За ужином разговорились. Немного угрюмый, как все илимцы, узкоплечий, на вид тщедушный крестьянин Евлампий быстро перекрестился после еды и сказал:
— Спасибочко за хлеб-соль, хозяин, давно такого не едал…
— Хлеба наши плохие, — поддакнул второй крестьянин Никита, мужик высоченного роста с рыженькими над губой усами, то и дело подпаливающий их своей толсто свёрнутой дымившей цыгаркой.
— Ангарский хлебушка, что твой кулич — ароматный, не чета нашему ярушнику…
— А что пшеница не растёт тут? — поинтересовался Радищев.
— Заморозки убивают, — ответил Никита.
— Ячмень ещё поспевает, барин, — добавил Евлампий, — а то рожь-матушка да овёс-красавец, сеем, — и, тяжело вздохнув, досказал: — вот и весь харч человека и скотины….
— Не жалобься, Евлаша, — заметил Никита.
— А что мне жалобиться-то, просто говорю, барину. Пусть знает наше мужицкое житьё-бытьё, не красно оно, може, где слово за нас замолвит…
— В чём же? — спросил Радищев, затронутый за живое словами Евлампия.
— Как в чём? Прибытки наши на ладони, что посеем, то и пожнём, а подряд третий год недород, жать-то нечего и жрать то же. Хлебушка то выгорает от засухи, то гибнет от заморозков, да ещё кобылка проклятущая на корню его травит.

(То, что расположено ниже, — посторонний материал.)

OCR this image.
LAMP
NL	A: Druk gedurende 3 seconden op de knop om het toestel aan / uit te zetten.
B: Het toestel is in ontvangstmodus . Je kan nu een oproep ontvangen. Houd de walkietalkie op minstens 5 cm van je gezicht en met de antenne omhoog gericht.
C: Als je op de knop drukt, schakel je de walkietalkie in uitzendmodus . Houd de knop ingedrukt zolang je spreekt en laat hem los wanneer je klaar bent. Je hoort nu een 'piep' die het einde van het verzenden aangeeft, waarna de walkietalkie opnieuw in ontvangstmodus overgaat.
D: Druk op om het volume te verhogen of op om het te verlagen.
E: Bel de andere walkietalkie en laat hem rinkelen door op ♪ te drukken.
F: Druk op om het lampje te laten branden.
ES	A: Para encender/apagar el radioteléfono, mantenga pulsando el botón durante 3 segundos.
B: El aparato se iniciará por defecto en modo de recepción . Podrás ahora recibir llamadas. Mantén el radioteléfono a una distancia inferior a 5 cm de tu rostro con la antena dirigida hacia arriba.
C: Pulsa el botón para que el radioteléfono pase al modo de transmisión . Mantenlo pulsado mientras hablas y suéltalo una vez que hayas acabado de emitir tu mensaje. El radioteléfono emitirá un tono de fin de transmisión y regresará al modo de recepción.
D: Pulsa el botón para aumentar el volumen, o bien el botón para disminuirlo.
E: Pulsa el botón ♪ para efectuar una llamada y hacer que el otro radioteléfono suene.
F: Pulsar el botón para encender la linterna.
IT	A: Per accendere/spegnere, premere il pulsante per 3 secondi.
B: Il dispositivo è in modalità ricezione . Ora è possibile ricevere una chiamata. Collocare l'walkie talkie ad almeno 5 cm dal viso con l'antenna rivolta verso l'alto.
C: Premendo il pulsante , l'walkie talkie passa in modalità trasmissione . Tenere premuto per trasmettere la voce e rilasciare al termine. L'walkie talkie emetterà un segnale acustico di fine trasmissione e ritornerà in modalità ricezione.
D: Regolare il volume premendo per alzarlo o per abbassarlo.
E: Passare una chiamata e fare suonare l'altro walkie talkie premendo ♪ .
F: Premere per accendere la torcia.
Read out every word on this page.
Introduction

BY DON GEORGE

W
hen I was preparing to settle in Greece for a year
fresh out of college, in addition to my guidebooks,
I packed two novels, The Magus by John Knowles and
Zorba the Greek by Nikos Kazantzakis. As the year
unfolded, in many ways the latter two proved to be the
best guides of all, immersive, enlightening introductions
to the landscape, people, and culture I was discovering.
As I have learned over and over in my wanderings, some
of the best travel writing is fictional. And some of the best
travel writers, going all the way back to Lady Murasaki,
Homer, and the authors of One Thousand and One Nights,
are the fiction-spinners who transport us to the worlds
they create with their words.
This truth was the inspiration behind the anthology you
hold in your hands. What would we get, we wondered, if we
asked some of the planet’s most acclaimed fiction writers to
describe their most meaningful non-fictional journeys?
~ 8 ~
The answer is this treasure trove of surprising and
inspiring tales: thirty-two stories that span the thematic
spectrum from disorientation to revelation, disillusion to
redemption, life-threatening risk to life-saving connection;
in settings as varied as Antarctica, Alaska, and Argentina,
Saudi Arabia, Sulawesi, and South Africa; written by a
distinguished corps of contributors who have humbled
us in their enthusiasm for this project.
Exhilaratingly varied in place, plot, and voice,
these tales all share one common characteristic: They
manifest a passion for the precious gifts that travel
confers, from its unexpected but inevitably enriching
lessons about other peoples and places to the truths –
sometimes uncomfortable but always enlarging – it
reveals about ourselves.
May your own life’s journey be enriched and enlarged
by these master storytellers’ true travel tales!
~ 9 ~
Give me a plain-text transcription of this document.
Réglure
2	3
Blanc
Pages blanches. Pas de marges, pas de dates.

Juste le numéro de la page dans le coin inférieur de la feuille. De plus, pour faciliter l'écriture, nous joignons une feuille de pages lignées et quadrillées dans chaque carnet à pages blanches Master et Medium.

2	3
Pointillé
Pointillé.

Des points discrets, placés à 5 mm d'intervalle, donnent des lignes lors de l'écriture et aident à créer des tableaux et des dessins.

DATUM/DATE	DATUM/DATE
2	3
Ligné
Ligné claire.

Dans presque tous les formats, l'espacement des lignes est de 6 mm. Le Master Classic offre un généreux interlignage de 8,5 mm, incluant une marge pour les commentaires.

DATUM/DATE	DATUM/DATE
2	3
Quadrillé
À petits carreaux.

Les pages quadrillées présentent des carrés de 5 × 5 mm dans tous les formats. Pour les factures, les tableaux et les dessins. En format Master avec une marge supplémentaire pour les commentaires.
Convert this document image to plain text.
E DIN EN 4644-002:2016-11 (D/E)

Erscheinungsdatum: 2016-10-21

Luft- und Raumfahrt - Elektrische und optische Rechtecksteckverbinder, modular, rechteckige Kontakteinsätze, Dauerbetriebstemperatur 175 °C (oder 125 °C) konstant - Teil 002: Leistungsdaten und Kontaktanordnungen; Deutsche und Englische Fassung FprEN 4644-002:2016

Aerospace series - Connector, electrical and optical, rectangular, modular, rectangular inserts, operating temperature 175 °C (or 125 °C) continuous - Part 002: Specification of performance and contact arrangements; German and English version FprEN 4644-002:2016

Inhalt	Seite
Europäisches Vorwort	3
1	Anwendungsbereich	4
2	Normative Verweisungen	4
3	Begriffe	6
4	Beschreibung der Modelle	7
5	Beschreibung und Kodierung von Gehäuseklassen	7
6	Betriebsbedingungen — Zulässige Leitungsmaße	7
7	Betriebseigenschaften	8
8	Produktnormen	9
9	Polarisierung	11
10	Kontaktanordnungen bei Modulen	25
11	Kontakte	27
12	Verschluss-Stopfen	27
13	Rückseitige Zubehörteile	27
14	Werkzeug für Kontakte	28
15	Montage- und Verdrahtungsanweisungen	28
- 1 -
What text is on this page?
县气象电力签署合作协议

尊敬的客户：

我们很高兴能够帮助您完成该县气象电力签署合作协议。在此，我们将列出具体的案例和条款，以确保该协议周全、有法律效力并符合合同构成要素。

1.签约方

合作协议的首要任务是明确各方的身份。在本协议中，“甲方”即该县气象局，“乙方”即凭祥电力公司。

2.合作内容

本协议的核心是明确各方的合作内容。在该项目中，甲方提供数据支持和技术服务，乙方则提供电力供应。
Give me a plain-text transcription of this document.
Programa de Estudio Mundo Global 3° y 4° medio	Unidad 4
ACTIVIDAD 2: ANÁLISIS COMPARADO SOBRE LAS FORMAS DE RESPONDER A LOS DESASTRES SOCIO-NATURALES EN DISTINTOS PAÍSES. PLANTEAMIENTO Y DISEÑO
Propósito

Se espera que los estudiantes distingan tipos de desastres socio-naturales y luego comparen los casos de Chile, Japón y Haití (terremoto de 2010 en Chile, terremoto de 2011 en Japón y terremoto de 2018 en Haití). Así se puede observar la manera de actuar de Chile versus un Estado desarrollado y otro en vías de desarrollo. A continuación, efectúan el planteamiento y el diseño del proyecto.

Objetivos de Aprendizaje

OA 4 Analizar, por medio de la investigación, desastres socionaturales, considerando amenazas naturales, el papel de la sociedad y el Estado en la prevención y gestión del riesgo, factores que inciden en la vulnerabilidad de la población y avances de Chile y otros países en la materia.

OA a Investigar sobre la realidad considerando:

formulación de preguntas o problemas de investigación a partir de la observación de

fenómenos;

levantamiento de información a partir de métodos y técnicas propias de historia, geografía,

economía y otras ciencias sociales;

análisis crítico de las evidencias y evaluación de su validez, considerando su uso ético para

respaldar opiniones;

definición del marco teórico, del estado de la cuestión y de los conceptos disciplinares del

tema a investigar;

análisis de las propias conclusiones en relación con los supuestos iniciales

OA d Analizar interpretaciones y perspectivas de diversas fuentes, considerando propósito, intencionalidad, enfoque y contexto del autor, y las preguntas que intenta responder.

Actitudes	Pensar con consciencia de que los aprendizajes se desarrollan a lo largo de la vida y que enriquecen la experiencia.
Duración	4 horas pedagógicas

— Говори, Евлаша, уж главное, коли сук надрубил..
— Надрубил, значит дорублю, Никита…
Евлампий почесал бородку, скосил глаза на солдат, слушавших разговор, и, словно решив про себя, что бояться ему нечего, на правду слов требуется немного, заговорил:
— Налоги тяжёлые стали, барин, а к ним добавь штрафы, так что у мужика остаётся? До последнего гроша карман вывернешь, до последнего зерна сусек выметешь… Спину гнёшь на купчишек, а из долгов всё не выберешься. Вот и гол, как сокол…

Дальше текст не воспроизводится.